Implementation:AUTOMATIC1111 Stable diffusion webui Train hypernetwork
| Knowledge Sources | |
|---|---|
| Domains | Deep Learning, Stable Diffusion, Training |
| Last Updated | 2026-02-08 00:00 GMT |
Overview
Concrete implementation of the hypernetwork training loop for Stable Diffusion, provided by the AUTOMATIC1111 stable-diffusion-webui repository. The train_hypernetwork function orchestrates the full training pipeline: dataset creation, optimizer setup, the iterative training loop with mixed-precision support, periodic checkpoint saving, and preview image generation.
Description
The train_hypernetwork() function is the main entry point for hypernetwork training.
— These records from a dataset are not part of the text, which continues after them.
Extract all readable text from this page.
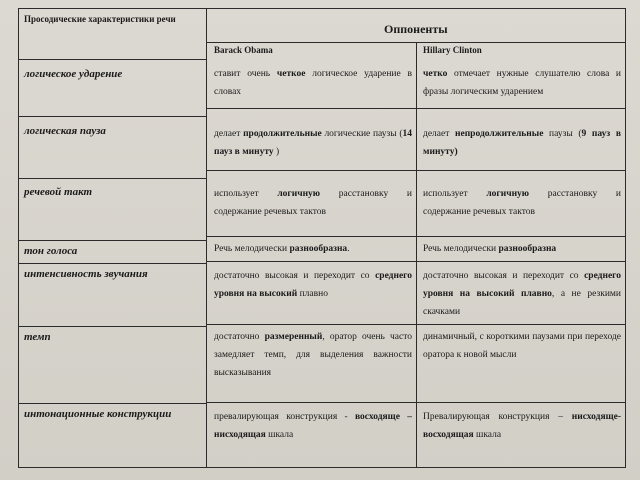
Просодические характеристики речи
Оппоненты
Barack Obama	Hillary Clinton
логическое ударение
логическая пауза
речевой такт
тон голоса
интенсивность звучания
темп
интонационные конструкции
ставит очень четкое логическое ударение в словах
делает продолжительные логические паузы (14 пауз в минуту )
использует логичную расстановку и содержание речевых тактов
Речь мелодически разнообразна.
достаточно высокая и переходит со среднего уровня на высокий плавно
достаточно размеренный, оратор очень часто замедляет темп, для выделения важности высказывания
превалирующая конструкция - восходяще – нисходящая шкала
четко отмечает нужные слушателю слова и фразы логическим ударением
делает непродолжительные паузы (9 пауз в минуту)
использует логичную расстановку и содержание речевых тактов
Речь мелодически разнообразна
достаточно высокая и переходит со среднего уровня на высокий плавно, а не резкими скачками
динамичный, с короткими паузами при переходе оратора к новой мысли
Превалирующая конструкция – нисходяще-восходящая шкала
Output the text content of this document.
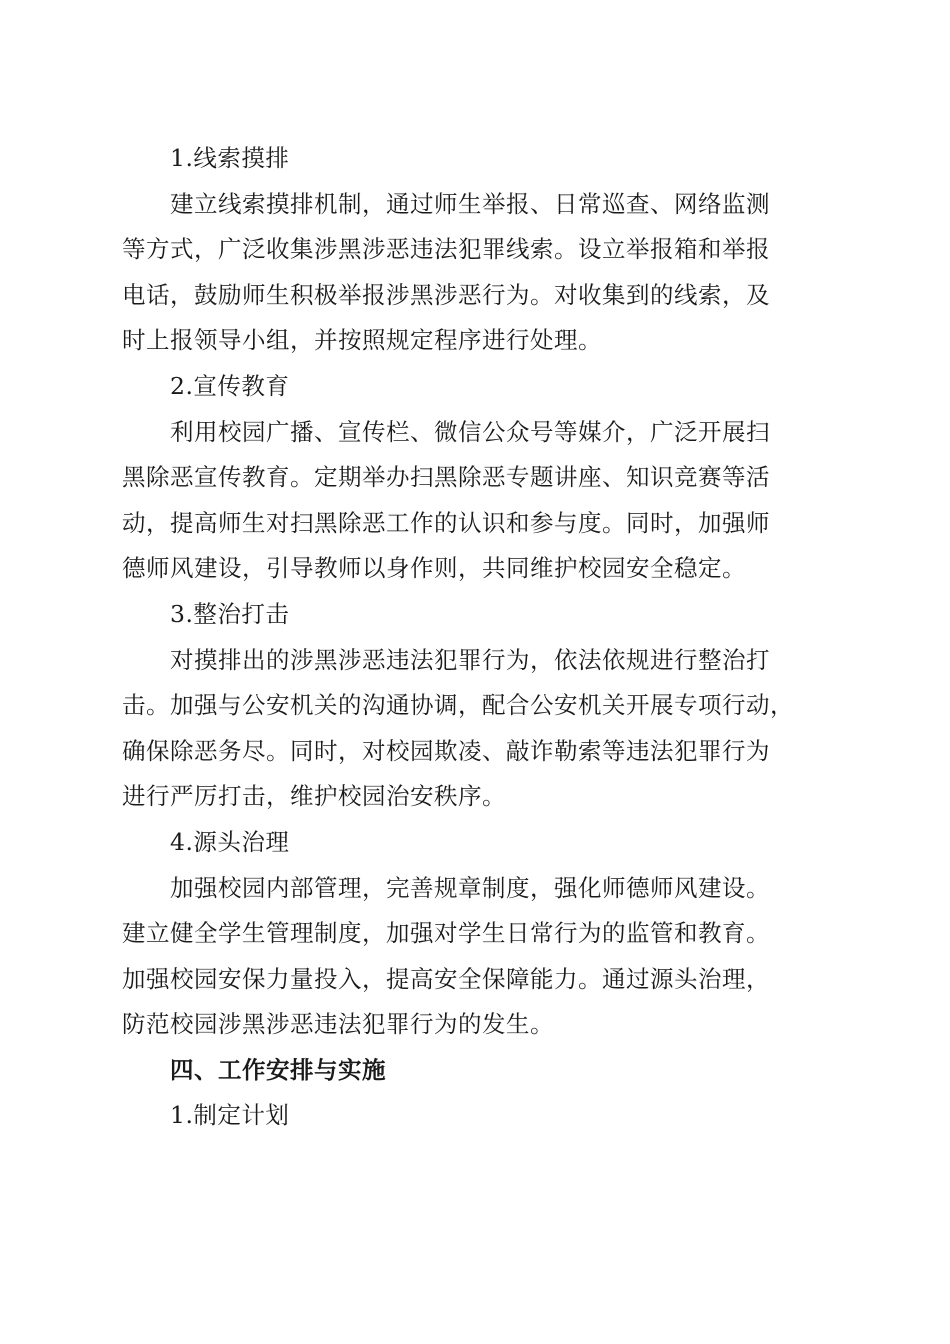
1.线索摸排
建立线索摸排机制，通过师生举报、日常巡查、网络监测
等方式，广泛收集涉黑涉恶违法犯罪线索。设立举报箱和举报
电话，鼓励师生积极举报涉黑涉恶行为。对收集到的线索，及
时上报领导小组，并按照规定程序进行处理。
2.宣传教育
利用校园广播、宣传栏、微信公众号等媒介，广泛开展扫
黑除恶宣传教育。定期举办扫黑除恶专题讲座、知识竞赛等活
动，提高师生对扫黑除恶工作的认识和参与度。同时，加强师
德师风建设，引导教师以身作则，共同维护校园安全稳定。
3.整治打击
对摸排出的涉黑涉恶违法犯罪行为，依法依规进行整治打
击。加强与公安机关的沟通协调，配合公安机关开展专项行动，
确保除恶务尽。同时，对校园欺凌、敲诈勒索等违法犯罪行为
进行严厉打击，维护校园治安秩序。
4.源头治理
加强校园内部管理，完善规章制度，强化师德师风建设。
建立健全学生管理制度，加强对学生日常行为的监管和教育。
加强校园安保力量投入，提高安全保障能力。通过源头治理，
防范校园涉黑涉恶违法犯罪行为的发生。
四、工作安排与实施
1.制定计划
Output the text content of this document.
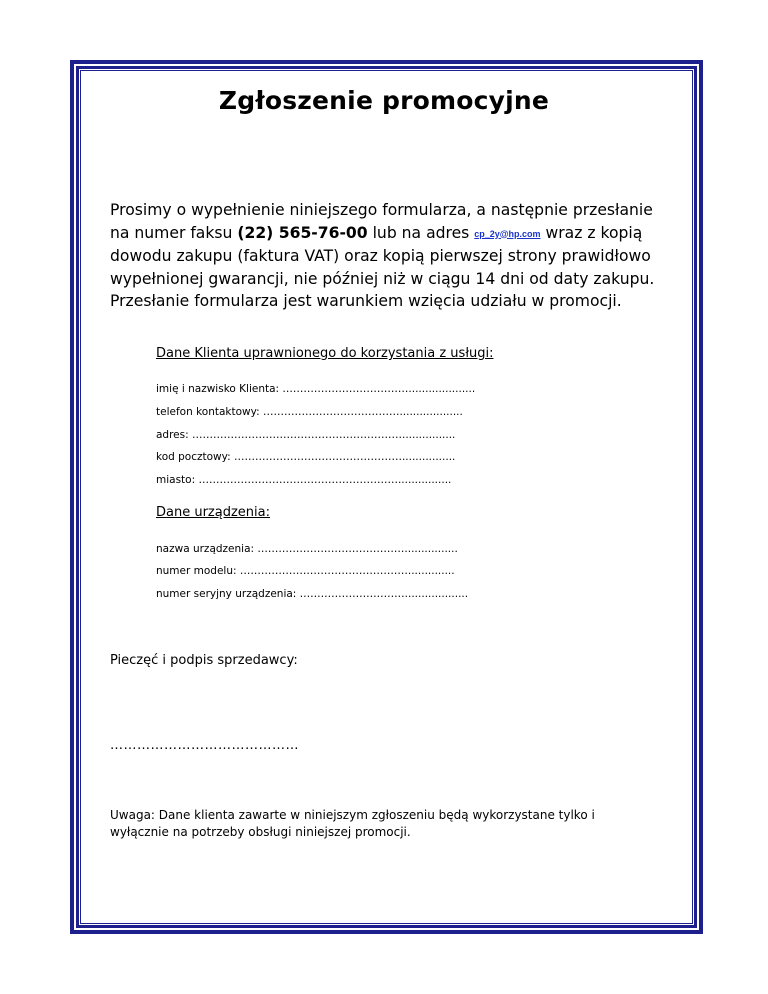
Zgłoszenie promocyjne
Prosimy o wypełnienie niniejszego formularza, a następnie przesłanie na numer faksu (22) 565-76-00 lub na adres cp_2y@hp.com wraz z kopią dowodu zakupu (faktura VAT) oraz kopią pierwszej strony prawidłowo wypełnionej gwarancji, nie później niż w ciągu 14 dni od daty zakupu. Przesłanie formularza jest warunkiem wzięcia udziału w promocji.
Dane Klienta uprawnionego do korzystania z usługi:
imię i nazwisko Klienta: ………………………………....................
telefon kontaktowy: …………………………………...................
adres: ……………………………………………………................
kod pocztowy: …………………………………………................
miasto: …………………………………………………................
Dane urządzenia:
nazwa urządzenia: ……………………………………................
numer modelu: …………………………………………..............
numer seryjny urządzenia: …………………………...................
Pieczęć i podpis sprzedawcy:
……………………………………
Uwaga: Dane klienta zawarte w niniejszym zgłoszeniu będą wykorzystane tylko i wyłącznie na potrzeby obsługi niniejszej promocji.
It:
- Validates inputs and loads the specified hypernetwork from disk.
- Creates the dataset using
PersonalizedBasewith the hypernetwork template. - Configures the optimizer (AdamW by default) and learning rate scheduler.
- Runs the training loop with
GradScalerfor mixed-precision training. - Supports gradient accumulation across multiple mini-batches.
- Optionally applies gradient clipping (value or norm mode) with a scheduled threshold.
- Periodically saves hypernetwork checkpoints and generates preview images.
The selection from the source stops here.